What is the difference between primary group and secondary group in Ubuntu?

  • Please add more context to your question. Which groups are you asking about?
    – aquaherd
    Oct 17 '14 at 9:16

The primary group is the group applied to you when you log in using the usual methods (TTYs, GUI, SSH, etc.).

Since processes usually inherit the group of the parent, and your initial process or shell would have your primary group as the group, anything you do usually has the effect of the primary group on it (creating files, for example).

The secondary groups are the groups you can start processes as without using a group password, either via sg or to log in to via the newgrp command.

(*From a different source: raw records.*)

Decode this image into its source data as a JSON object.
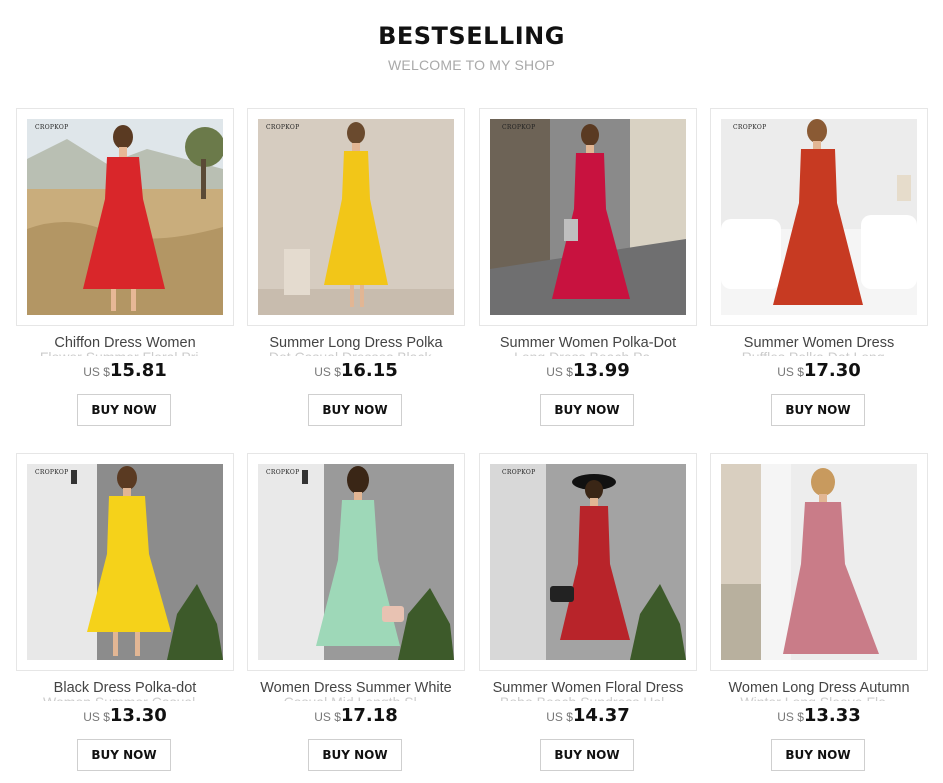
{
  "header": {
    "title": "BESTSELLING",
    "subtitle": "WELCOME TO MY SHOP"
  },
  "products": [
    {
      "name": "Chiffon Dress Women",
      "name_next": "Flower Summer Floral Pri...",
      "currency": "US $",
      "price": "15.81",
      "button": "BUY NOW",
      "brand": "CROPKOP",
      "dress_color": "#d9262a",
      "bg_color": "#c4a878"
    },
    {
      "name": "Summer Long Dress Polka",
      "name_next": "Dot Casual Dresses Black...",
      "currency": "US $",
      "price": "16.15",
      "button": "BUY NOW",
      "brand": "CROPKOP",
      "dress_color": "#f2c618",
      "bg_color": "#d6ccc0"
    },
    {
      "name": "Summer Women Polka-Dot",
      "name_next": "Long Dress Beach Pa...",
      "currency": "US $",
      "price": "13.99",
      "button": "BUY NOW",
      "brand": "CROPKOP",
      "dress_color": "#c8123f",
      "bg_color": "#8a8a8a"
    },
    {
      "name": "Summer Women Dress",
      "name_next": "Ruffles Polka Dot Long...",
      "currency": "US $",
      "price": "17.30",
      "button": "BUY NOW",
      "brand": "CROPKOP",
      "dress_color": "#c73a22",
      "bg_color": "#ececec"
    },
    {
      "name": "Black Dress Polka-dot",
      "name_next": "Women Summer Casual...",
      "currency": "US $",
      "price": "13.30",
      "button": "BUY NOW",
      "brand": "CROPKOP",
      "dress_color": "#f5d21a",
      "bg_color": "#8c8c8c"
    },
    {
      "name": "Women Dress Summer White",
      "name_next": "Casual Mid Length Sl...",
      "currency": "US $",
      "price": "17.18",
      "button": "BUY NOW",
      "brand": "CROPKOP",
      "dress_color": "#9ed8b8",
      "bg_color": "#9a9a9a"
    },
    {
      "name": "Summer Women Floral Dress",
      "name_next": "Boho Beach Sundress Hol...",
      "currency": "US $",
      "price": "14.37",
      "button": "BUY NOW",
      "brand": "CROPKOP",
      "dress_color": "#b8242a",
      "bg_color": "#a3a3a3"
    },
    {
      "name": "Women Long Dress Autumn",
      "name_next": "Winter Long Sleeve Flo...",
      "currency": "US $",
      "price": "13.33",
      "button": "BUY NOW",
      "brand": "",
      "dress_color": "#c97c88",
      "bg_color": "#ededed"
    }
  ]
}
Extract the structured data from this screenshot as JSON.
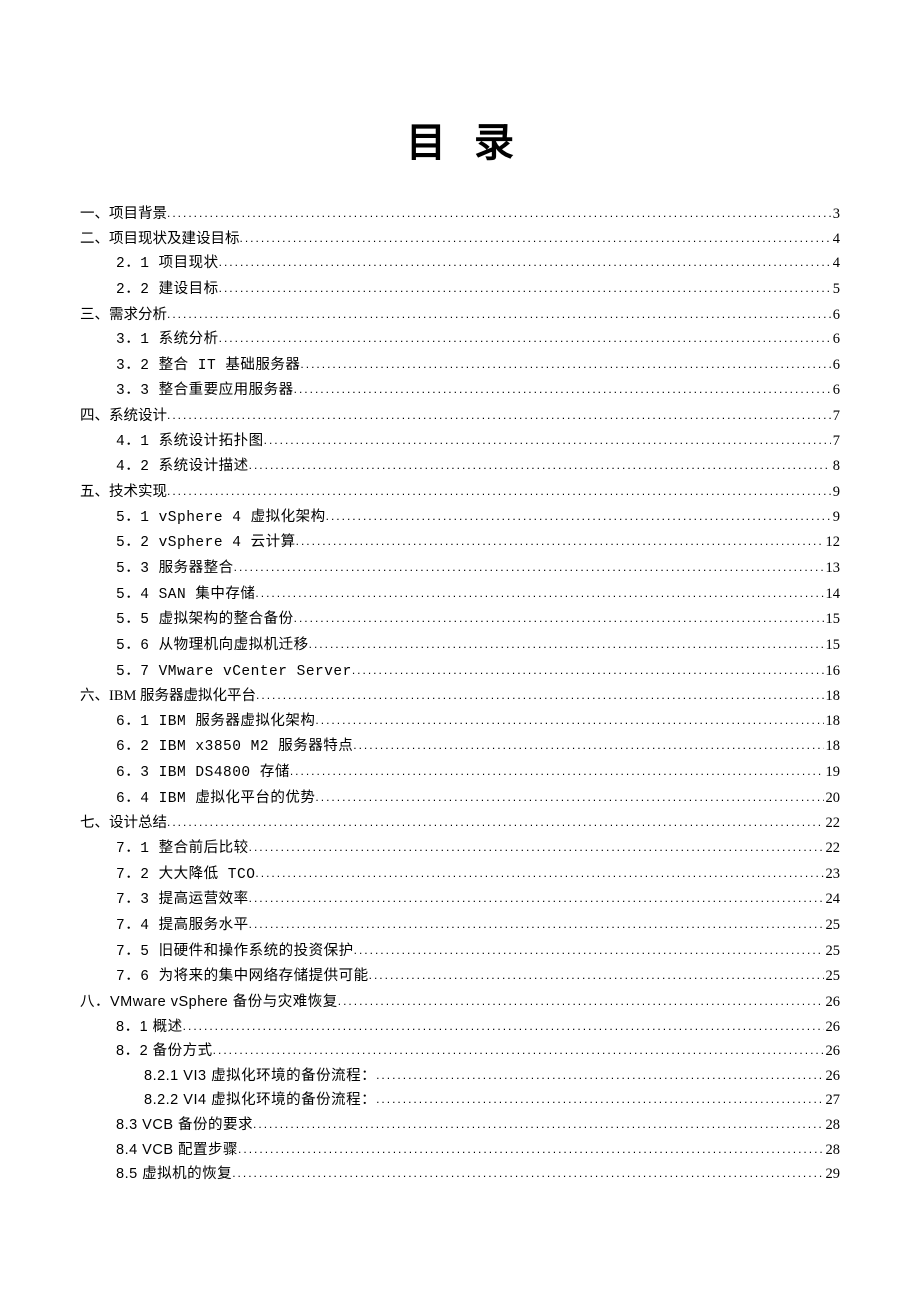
{
  "title": "目录",
  "toc": [
    {
      "level": 1,
      "label": "一、项目背景",
      "page": "3",
      "mono": false
    },
    {
      "level": 1,
      "label": "二、项目现状及建设目标",
      "page": "4",
      "mono": false
    },
    {
      "level": 2,
      "label": "2．1 项目现状",
      "page": "4",
      "mono": true
    },
    {
      "level": 2,
      "label": "2．2 建设目标",
      "page": "5",
      "mono": true
    },
    {
      "level": 1,
      "label": "三、需求分析",
      "page": "6",
      "mono": false
    },
    {
      "level": 2,
      "label": "3．1 系统分析",
      "page": "6",
      "mono": true
    },
    {
      "level": 2,
      "label": "3．2 整合 IT 基础服务器",
      "page": "6",
      "mono": true
    },
    {
      "level": 2,
      "label": "3．3 整合重要应用服务器",
      "page": "6",
      "mono": true
    },
    {
      "level": 1,
      "label": "四、系统设计",
      "page": "7",
      "mono": false
    },
    {
      "level": 2,
      "label": "4．1 系统设计拓扑图",
      "page": "7",
      "mono": true
    },
    {
      "level": 2,
      "label": "4．2 系统设计描述",
      "page": "8",
      "mono": true
    },
    {
      "level": 1,
      "label": "五、技术实现",
      "page": "9",
      "mono": false
    },
    {
      "level": 2,
      "label": "5．1 vSphere 4 虚拟化架构",
      "page": "9",
      "mono": true
    },
    {
      "level": 2,
      "label": "5．2 vSphere 4 云计算",
      "page": "12",
      "mono": true
    },
    {
      "level": 2,
      "label": "5．3 服务器整合",
      "page": "13",
      "mono": true
    },
    {
      "level": 2,
      "label": "5．4 SAN 集中存储",
      "page": "14",
      "mono": true
    },
    {
      "level": 2,
      "label": "5．5 虚拟架构的整合备份",
      "page": "15",
      "mono": true
    },
    {
      "level": 2,
      "label": "5．6 从物理机向虚拟机迁移",
      "page": "15",
      "mono": true
    },
    {
      "level": 2,
      "label": "5．7 VMware vCenter Server",
      "page": "16",
      "mono": true
    },
    {
      "level": 1,
      "label": "六、IBM 服务器虚拟化平台",
      "page": "18",
      "mono": false
    },
    {
      "level": 2,
      "label": "6．1 IBM 服务器虚拟化架构",
      "page": "18",
      "mono": true
    },
    {
      "level": 2,
      "label": "6．2 IBM x3850 M2 服务器特点",
      "page": "18",
      "mono": true
    },
    {
      "level": 2,
      "label": "6．3 IBM DS4800 存储",
      "page": "19",
      "mono": true
    },
    {
      "level": 2,
      "label": "6．4 IBM 虚拟化平台的优势",
      "page": "20",
      "mono": true
    },
    {
      "level": 1,
      "label": "七、设计总结",
      "page": "22",
      "mono": false
    },
    {
      "level": 2,
      "label": "7．1 整合前后比较",
      "page": "22",
      "mono": true
    },
    {
      "level": 2,
      "label": "7．2 大大降低 TCO",
      "page": "23",
      "mono": true
    },
    {
      "level": 2,
      "label": "7．3 提高运营效率",
      "page": "24",
      "mono": true
    },
    {
      "level": 2,
      "label": "7．4 提高服务水平",
      "page": "25",
      "mono": true
    },
    {
      "level": 2,
      "label": "7．5 旧硬件和操作系统的投资保护",
      "page": "25",
      "mono": true
    },
    {
      "level": 2,
      "label": "7．6 为将来的集中网络存储提供可能",
      "page": "25",
      "mono": true
    },
    {
      "level": 1,
      "label": "八．VMware vSphere 备份与灾难恢复",
      "page": "26",
      "mono": true,
      "sans": true
    },
    {
      "level": 2,
      "label": "8．1 概述 ",
      "page": "26",
      "mono": true,
      "sans": true
    },
    {
      "level": 2,
      "label": "8．2 备份方式 ",
      "page": "26",
      "mono": true,
      "sans": true
    },
    {
      "level": 3,
      "label": "8.2.1 VI3 虚拟化环境的备份流程： ",
      "page": "26",
      "mono": true,
      "sans": true
    },
    {
      "level": 3,
      "label": "8.2.2 VI4 虚拟化环境的备份流程： ",
      "page": "27",
      "mono": true,
      "sans": true
    },
    {
      "level": 2,
      "label": "8.3 VCB 备份的要求 ",
      "page": "28",
      "mono": true,
      "sans": true
    },
    {
      "level": 2,
      "label": "8.4 VCB 配置步骤 ",
      "page": "28",
      "mono": true,
      "sans": true
    },
    {
      "level": 2,
      "label": "8.5  虚拟机的恢复 ",
      "page": "29",
      "mono": true,
      "sans": true
    }
  ]
}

So if you have a primary group x and a secondary group y,

touch foo

will usually create a file with x as the group owner (unless the parent directory is SETGID to another group). However, you can do:

sg y 'touch bar'
# or
newgrp y
touch baz

Then bar and baz will be created with y as the group.

However, if you don't have a group in your secondary groups (say z), the sg and newgroup commands will ask for the group password if you use them with z.

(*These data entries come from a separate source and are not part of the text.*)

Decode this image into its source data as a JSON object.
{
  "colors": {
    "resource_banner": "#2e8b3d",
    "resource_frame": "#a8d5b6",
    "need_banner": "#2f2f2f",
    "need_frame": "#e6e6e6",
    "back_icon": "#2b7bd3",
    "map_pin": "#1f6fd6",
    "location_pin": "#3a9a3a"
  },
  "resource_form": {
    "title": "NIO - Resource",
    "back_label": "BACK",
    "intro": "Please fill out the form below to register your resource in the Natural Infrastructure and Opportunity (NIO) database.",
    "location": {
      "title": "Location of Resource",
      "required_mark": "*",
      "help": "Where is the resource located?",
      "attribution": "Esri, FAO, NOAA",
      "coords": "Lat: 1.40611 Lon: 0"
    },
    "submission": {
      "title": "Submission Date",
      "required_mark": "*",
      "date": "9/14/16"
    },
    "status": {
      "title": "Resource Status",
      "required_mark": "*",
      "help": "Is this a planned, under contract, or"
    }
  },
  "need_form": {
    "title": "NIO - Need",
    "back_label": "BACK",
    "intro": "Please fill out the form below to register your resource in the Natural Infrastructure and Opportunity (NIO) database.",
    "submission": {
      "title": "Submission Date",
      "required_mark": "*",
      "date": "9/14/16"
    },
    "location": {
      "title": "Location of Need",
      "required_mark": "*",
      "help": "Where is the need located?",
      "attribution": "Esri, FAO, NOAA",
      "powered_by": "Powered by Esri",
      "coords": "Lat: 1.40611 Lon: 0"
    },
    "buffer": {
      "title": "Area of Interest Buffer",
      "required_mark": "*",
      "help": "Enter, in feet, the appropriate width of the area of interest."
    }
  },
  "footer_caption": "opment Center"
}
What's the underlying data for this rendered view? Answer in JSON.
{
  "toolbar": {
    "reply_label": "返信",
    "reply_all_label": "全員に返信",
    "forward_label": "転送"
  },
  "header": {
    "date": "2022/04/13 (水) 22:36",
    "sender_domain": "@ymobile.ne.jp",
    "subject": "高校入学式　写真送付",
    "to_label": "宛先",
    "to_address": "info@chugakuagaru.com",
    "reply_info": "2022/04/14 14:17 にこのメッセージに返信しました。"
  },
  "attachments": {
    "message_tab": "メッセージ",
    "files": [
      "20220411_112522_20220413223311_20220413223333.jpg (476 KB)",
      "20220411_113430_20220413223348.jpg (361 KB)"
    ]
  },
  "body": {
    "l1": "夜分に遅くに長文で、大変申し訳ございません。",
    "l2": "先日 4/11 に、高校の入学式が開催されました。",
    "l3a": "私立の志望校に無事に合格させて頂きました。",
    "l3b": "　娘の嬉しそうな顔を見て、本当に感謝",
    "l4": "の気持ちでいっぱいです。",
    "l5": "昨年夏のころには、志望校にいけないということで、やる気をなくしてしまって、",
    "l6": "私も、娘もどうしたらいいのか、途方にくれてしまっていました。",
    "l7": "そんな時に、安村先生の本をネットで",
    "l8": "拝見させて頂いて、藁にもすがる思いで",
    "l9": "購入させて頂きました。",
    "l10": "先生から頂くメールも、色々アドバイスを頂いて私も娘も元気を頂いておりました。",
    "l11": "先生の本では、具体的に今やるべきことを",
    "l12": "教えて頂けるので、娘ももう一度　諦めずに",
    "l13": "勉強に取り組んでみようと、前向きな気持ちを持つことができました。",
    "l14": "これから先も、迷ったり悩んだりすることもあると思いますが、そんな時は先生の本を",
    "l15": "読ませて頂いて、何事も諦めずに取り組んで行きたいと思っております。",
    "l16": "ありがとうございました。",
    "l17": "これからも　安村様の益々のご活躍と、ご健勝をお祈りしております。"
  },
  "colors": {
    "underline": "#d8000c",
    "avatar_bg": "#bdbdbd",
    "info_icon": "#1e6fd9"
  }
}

If you are talking about file system groups, they are pretty well explained here cyberciti article. The primary group is used by default when creating a new file. You can test this

touch foo
ls -la foo

The file will be owned by you and be in your primary group. Users who are also in your primary group will have group level permissions on those files.

You can check your secondary groups with

groups $(whoami)

It also possible to share files with people who are not in your primary group by setting Set Group ID on a directory. This is explained here: shared folder with SetGID.